Dix nuits, dix cauchemars de Sôseki

29 août 2018 | PAR Laetitia Larralde

Le manga Dix nuits dix rêves de Kondô Yokô nous fait plonger dans les angoisses nocturnes d’un grand écrivain japonais du début du XXème siècle.

Kondô Yôko adapte en manga les dix courtes nouvelles de Natsume Sôseki, parues en 1908 dans le journal Asahi Shimbun. Dix histoires, qui commencent par « j’ai fait un rêve », et nous plongent presque toutes dans une ambiance plus proche du cauchemar. Huit des dix histoires traitent de la mort, de différentes façons : les dernières volontés, le suicide, un esprit vengeur, la guerre… Souvent vécu du point de vue du mort, le récit se focalise parfois sur ceux qui restent, leur douleur face à la perte mais aussi leur espoir de pouvoir un jour les retrouver. Les deux nuits qui échappent au sujet sont comme des respirations dans enchaînement angoissant de ces cauchemars. Une pause comme celle de cet homme qui, le temps de se faire couper les cheveux, se met en retrait pour mieux observer les passants de la rue, et imaginer leurs histoires.

La façon d’aborder chaque récit rappelle l’expérience du rêve. On arrive comme par hasard dans une situation qui ne fait pas toujours sens, sans qu’il y ait réellement de début que l’on puisse définir et on en ressort brutalement, après une histoire qui parait très complexe, chargée émotionnellement, et qui n’a semblé durer que le temps d’un claquement de doigts. Le rêve ne laisse qu’une impression confuse, peu de détails auxquels se raccrocher, comme s’il repartait se cacher au fond de notre inconscient, nous laissant démunis face à notre besoin de reconstituer la narration. L’incursion occasionnelle du surnaturel ne fait que renforcer l’idée que Sôseki , par la plume de Kondô Yokô, nous fait partager ses propres cauchemars en temps réel.

La concision des histoires et des textes font penser à des tanka, courts poèmes japonais sans rimes. Mots et images évoquent plutôt que décrivent, oscillant entre symbolisme et pragmatisme du quotidien. Quelques mots et quelques traits font naître un récit fugace d’un monde déjà disparu à peine on l’aperçoit.

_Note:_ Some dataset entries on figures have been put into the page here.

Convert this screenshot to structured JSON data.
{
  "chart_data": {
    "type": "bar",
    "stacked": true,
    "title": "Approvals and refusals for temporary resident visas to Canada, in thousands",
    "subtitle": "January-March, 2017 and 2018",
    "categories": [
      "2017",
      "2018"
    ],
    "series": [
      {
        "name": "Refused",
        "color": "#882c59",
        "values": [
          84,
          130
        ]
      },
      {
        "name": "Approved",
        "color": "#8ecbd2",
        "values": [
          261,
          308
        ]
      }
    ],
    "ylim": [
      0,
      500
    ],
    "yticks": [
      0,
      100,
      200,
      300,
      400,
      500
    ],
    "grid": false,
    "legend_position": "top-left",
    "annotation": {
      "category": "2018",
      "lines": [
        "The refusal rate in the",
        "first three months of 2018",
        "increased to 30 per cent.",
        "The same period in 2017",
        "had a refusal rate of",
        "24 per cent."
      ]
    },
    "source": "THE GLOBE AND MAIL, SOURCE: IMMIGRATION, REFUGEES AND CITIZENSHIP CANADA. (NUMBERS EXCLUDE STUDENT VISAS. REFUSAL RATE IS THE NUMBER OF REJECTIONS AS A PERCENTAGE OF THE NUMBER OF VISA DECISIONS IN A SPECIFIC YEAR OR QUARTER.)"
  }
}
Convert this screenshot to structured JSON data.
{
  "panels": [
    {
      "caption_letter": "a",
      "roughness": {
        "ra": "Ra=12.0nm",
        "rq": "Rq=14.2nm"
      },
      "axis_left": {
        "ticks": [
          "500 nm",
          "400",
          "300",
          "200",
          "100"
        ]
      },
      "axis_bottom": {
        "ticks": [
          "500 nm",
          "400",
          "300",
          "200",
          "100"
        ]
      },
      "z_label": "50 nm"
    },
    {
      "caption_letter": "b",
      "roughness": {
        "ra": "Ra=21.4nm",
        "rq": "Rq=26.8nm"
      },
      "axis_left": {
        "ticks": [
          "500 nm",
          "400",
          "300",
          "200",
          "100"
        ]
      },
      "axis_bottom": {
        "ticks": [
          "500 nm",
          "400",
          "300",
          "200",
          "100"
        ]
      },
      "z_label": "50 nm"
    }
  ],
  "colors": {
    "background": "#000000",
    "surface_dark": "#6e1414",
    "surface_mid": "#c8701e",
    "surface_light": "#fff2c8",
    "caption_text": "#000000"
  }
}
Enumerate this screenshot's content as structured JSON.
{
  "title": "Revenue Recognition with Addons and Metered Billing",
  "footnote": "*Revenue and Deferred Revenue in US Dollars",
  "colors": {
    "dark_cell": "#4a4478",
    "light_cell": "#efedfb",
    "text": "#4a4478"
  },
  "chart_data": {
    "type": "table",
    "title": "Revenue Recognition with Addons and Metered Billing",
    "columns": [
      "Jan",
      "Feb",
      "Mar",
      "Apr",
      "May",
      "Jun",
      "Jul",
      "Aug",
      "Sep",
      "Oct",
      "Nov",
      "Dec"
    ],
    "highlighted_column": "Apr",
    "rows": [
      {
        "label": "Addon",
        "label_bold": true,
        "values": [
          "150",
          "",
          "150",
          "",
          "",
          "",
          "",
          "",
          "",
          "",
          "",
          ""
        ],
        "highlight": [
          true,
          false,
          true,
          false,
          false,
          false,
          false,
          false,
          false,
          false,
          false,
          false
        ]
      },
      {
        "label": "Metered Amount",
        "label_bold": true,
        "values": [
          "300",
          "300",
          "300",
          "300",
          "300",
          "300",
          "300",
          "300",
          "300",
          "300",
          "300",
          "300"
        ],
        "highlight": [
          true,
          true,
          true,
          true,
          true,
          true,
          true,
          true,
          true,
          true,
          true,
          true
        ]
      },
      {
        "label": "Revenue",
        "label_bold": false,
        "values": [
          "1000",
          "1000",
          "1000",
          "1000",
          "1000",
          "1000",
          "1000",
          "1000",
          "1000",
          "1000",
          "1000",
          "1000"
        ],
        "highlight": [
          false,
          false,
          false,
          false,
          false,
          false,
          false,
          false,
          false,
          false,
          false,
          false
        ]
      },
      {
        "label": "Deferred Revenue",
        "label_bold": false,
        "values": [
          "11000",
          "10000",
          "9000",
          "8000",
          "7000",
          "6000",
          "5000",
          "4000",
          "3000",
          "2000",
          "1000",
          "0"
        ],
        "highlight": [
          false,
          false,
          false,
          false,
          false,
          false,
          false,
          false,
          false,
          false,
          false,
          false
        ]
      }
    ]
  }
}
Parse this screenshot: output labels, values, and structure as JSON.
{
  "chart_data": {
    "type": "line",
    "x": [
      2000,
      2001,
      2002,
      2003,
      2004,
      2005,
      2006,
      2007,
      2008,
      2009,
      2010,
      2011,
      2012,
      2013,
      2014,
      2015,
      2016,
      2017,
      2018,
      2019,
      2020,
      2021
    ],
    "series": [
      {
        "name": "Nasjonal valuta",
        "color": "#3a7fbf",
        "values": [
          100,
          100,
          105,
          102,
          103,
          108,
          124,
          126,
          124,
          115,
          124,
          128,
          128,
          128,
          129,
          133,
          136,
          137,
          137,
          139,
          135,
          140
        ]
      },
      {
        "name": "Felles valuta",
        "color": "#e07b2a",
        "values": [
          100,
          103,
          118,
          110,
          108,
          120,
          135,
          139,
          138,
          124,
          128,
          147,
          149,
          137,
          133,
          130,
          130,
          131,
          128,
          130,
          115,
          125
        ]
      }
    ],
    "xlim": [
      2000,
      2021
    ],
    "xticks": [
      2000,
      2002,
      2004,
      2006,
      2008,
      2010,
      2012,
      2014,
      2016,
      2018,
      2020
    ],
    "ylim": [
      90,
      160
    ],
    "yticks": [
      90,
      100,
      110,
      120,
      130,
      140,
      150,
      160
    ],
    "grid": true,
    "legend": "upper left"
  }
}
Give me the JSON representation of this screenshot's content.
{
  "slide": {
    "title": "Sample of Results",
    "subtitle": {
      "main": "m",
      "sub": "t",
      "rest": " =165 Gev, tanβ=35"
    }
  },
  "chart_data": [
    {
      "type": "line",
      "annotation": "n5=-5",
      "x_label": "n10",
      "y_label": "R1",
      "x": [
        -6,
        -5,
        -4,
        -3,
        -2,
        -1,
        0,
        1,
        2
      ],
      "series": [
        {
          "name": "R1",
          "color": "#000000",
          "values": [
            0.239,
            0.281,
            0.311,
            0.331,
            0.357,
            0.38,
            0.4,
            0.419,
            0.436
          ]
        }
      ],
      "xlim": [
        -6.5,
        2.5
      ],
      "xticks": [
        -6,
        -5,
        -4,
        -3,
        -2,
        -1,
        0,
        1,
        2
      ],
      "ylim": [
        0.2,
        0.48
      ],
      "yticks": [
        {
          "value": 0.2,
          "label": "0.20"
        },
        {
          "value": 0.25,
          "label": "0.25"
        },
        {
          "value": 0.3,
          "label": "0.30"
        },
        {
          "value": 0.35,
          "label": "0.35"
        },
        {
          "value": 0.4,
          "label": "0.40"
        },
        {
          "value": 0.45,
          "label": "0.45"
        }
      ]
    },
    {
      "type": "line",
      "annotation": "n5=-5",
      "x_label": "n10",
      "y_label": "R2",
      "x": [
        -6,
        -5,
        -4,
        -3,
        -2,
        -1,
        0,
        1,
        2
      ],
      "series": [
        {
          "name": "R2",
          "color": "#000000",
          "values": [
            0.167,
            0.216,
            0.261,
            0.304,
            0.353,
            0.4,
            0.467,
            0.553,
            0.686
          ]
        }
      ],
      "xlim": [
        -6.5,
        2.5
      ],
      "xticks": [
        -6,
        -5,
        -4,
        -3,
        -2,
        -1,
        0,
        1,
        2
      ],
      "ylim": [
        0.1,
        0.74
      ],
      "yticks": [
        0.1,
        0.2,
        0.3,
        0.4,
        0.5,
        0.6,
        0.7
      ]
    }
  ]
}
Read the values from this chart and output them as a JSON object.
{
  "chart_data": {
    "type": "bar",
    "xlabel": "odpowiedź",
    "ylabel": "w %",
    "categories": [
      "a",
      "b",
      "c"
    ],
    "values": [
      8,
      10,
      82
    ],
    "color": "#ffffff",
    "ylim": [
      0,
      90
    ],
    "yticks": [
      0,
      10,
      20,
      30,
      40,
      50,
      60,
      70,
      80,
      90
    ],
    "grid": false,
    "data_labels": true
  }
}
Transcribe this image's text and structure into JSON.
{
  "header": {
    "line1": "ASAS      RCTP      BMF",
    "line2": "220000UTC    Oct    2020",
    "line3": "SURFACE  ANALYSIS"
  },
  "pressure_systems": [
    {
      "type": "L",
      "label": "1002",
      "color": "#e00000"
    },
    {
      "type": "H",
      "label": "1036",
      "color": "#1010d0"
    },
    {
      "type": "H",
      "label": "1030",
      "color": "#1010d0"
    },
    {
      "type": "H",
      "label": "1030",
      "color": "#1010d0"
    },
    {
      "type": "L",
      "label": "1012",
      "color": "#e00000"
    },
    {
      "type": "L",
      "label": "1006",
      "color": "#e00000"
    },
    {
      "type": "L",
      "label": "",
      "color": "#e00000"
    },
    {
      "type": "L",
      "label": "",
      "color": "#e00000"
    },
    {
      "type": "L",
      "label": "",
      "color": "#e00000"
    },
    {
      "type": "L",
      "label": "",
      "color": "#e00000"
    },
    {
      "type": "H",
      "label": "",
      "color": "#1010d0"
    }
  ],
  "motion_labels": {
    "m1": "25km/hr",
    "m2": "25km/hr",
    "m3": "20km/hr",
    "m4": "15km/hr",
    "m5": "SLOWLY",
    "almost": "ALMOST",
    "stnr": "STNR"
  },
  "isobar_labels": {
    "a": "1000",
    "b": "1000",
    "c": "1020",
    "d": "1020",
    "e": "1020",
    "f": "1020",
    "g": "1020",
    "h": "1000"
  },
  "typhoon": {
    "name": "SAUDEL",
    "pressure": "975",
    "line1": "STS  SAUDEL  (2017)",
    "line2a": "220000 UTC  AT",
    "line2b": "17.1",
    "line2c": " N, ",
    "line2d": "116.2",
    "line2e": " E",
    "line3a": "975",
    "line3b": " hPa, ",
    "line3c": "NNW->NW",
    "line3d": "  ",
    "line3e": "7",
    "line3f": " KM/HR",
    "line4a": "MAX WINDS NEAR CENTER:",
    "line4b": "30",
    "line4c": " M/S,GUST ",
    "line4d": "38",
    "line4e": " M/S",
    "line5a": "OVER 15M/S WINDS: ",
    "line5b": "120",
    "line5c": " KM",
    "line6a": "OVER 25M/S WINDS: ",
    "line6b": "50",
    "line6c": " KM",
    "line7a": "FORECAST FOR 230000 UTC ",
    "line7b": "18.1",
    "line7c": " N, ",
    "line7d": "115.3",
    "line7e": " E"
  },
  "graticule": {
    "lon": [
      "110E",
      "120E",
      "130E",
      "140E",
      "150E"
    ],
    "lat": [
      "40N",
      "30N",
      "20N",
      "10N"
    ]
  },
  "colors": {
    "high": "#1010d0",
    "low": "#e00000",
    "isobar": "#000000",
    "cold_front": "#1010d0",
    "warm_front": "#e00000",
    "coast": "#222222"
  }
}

Le dessin de Kondô Yokô est épuré : un trait de plume fin parfois souligné par des éléments plus épais au pinceau, de grands aplats noirs auxquels répondent de grands espaces blancs et quelques trames grises. On est dans l’économie de moyens, une simplicité renforcée par un découpage sans effets de style superflus. De ce traitement graphique se dégage une impression d’un temps ralenti et d’une certaine stabilité, un équilibre entre masses noires et blanches, qui renforce l’étrangeté distante entre le rêve et nous et l’inéluctabilité de la mort que ces cauchemars nous réservent.

Dix rêves que l’on préfère lire que vivre, se réveillant tremblant dans son lit par une nuit sans lune…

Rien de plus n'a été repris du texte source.